Praktikantenmobilität: Vier Praktika führten nach Deutschland, Österreich und Spanien.
Personalmobilität: 34 Mitarbeitende nahmen an Auslandsaufenthalten teil – für Jobshadowings, Workshops, Trainings oder Sprachkurse. Acht Doktorierende nutzten die Mobilität zur Forschung und Weiterbildung.
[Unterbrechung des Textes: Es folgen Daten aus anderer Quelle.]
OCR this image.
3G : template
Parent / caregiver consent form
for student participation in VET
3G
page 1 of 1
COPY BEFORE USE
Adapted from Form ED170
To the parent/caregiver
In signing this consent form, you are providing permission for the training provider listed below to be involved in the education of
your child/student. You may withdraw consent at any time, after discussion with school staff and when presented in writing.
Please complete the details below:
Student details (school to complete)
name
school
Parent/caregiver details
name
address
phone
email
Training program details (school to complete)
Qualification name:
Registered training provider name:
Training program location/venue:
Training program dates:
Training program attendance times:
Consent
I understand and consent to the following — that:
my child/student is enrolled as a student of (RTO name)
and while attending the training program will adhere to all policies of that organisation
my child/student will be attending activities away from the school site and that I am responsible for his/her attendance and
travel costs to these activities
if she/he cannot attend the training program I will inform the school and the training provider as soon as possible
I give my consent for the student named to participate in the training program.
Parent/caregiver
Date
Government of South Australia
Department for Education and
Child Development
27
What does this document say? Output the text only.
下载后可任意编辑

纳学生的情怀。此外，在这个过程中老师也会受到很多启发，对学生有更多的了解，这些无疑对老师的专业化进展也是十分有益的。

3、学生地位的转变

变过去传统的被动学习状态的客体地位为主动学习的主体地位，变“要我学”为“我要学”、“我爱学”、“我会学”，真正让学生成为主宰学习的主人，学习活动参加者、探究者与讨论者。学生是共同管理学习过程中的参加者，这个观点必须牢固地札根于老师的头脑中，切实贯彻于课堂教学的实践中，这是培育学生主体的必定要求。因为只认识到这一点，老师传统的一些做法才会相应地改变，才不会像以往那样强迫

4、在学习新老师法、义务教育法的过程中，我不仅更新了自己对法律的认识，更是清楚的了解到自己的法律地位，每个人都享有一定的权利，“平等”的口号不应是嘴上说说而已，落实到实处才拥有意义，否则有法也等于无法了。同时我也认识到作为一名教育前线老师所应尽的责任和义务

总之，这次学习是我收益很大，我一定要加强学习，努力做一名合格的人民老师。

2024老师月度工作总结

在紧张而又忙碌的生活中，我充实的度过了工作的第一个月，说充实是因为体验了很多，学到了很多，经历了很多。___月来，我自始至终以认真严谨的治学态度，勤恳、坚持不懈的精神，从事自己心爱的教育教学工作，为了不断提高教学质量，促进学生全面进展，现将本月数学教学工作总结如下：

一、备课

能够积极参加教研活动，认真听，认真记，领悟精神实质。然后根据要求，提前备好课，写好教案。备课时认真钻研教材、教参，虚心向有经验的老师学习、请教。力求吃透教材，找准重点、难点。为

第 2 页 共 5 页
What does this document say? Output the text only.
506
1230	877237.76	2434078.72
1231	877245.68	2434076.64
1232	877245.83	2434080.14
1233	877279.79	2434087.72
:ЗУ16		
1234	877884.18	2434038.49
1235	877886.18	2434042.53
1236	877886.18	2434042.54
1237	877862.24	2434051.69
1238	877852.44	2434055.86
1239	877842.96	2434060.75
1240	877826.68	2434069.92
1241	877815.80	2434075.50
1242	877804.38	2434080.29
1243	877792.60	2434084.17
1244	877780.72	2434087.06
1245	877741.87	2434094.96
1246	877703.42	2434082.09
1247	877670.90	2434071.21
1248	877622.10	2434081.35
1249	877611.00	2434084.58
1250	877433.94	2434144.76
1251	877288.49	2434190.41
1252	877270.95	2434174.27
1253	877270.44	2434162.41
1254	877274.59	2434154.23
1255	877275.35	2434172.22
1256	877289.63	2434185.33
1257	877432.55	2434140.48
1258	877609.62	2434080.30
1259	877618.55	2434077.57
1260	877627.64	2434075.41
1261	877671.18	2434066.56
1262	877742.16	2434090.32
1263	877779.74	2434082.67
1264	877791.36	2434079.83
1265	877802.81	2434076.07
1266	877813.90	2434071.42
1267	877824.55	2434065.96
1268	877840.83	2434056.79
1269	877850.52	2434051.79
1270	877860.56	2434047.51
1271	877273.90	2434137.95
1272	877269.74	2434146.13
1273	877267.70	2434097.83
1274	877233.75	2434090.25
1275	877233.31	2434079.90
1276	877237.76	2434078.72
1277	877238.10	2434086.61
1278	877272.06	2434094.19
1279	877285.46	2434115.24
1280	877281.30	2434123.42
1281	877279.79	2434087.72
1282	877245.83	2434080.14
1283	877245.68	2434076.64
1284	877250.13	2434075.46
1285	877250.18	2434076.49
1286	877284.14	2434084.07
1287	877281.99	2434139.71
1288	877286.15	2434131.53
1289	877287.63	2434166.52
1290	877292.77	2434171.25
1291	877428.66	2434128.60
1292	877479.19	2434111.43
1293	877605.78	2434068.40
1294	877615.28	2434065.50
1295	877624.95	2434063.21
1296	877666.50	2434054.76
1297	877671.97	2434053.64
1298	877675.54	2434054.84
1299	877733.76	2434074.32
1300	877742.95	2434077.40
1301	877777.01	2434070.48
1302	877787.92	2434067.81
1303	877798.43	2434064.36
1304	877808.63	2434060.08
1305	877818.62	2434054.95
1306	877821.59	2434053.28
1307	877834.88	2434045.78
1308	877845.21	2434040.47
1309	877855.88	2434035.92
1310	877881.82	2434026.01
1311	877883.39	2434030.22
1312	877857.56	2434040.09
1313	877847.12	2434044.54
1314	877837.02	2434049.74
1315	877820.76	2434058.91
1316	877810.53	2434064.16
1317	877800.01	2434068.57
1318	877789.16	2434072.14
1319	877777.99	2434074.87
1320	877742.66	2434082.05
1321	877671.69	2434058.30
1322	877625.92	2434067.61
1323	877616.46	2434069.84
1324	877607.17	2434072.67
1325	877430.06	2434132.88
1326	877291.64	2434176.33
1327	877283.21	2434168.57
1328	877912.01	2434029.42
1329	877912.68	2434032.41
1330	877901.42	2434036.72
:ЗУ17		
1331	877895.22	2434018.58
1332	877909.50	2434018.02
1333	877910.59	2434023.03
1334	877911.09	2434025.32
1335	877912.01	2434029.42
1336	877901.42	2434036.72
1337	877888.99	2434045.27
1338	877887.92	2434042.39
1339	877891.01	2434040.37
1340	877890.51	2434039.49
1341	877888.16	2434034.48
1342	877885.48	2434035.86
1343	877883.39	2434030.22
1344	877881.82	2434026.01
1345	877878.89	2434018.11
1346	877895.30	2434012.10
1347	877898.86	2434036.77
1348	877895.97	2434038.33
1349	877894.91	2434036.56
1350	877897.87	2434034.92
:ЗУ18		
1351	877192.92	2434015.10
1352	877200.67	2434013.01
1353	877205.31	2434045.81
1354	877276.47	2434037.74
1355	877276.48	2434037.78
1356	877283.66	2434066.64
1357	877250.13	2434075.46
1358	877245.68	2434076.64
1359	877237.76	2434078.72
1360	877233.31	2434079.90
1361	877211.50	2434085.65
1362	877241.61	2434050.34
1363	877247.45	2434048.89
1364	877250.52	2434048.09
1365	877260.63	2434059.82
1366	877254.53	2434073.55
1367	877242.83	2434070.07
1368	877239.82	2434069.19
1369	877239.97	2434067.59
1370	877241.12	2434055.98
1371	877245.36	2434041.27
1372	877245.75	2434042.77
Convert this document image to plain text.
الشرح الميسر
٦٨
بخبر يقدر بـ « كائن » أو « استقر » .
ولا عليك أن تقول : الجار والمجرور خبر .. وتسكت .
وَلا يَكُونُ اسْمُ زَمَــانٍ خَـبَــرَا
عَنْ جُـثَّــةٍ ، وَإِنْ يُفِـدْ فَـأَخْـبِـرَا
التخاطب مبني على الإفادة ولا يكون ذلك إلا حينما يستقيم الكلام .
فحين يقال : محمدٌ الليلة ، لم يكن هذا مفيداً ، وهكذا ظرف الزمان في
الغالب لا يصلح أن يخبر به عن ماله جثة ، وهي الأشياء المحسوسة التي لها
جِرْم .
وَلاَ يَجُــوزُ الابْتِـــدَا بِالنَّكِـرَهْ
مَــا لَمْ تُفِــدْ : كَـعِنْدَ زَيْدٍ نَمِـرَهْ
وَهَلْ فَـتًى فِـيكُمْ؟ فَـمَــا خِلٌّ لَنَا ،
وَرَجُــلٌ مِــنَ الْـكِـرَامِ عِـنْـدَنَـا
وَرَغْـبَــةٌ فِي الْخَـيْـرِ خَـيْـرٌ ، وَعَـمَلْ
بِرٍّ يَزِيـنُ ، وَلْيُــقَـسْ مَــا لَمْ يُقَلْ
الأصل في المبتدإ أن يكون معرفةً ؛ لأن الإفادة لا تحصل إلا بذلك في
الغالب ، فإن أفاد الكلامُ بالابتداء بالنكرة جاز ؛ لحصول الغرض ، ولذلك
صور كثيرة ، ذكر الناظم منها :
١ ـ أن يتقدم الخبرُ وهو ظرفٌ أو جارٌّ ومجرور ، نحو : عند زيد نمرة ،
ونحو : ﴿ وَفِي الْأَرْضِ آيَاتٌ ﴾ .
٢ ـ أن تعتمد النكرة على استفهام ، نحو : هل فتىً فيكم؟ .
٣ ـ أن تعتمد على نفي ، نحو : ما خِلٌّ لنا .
Neun Teilnehmende reisten mit umweltfreundlichen Verkehrsmitteln.
Dozierendenmobilität: Sechs Aufenthalte fanden in Rumänien, Belgien, Südafrika und Georgien statt. Zudem konnte ein Dozent aus den Niederlanden als Gastdozent gewonnen werden.
Internationale Dimension: Neben europäischen Destinationen wurden fünf langfristige Studienaufenthalte in Australien, Südkorea, Vietnam, Japan und Taiwan sowie drei Mobilitäten für Hochschulpersonal nach Südafrika, Georgien und China ermöglicht.
Green Travel
Nachhaltiges Reisen gewinnt zunehmend an Bedeutung. 42 Teilnehmende nutzten umweltfreundliche Verkehrsmittel wie Zug, Bus oder Fahrgemeinschaften. Zusätzliche Fördermittel und Reisetage steigern die Motivation, ebenso wie das wachsende Bewusstsein für Umweltschutz.
Inklusion
Das International Office informiert regelmässig über Mobilitätsmöglichkeiten und Top-Up-Beiträge für Studierende mit besonderen Bedürfnissen. Im Projektjahr wurden keine finanziellen Inklusionsbeiträge benötigt, jedoch individuelle Lösungen für Incoming-Studierende mit Prüfungsangst, Legasthenie oder Präsentationsangst umgesetzt – etwa verlängerte Prüfungszeiten oder Präsentationen im kleinen Rahmen.
Projektergebnisse
Das Projekt hat die strategische Weiterentwicklung der Universität Liechtenstein im Sinne der Erasmus+-Prioritäten massgeblich vorangetrieben. Nachhaltigkeit, Digitalisierung, Inklusion und internationale Öffnung wurden nicht nur in der Mobilitätsplanung berücksichtigt, sondern hochschulweit etabliert.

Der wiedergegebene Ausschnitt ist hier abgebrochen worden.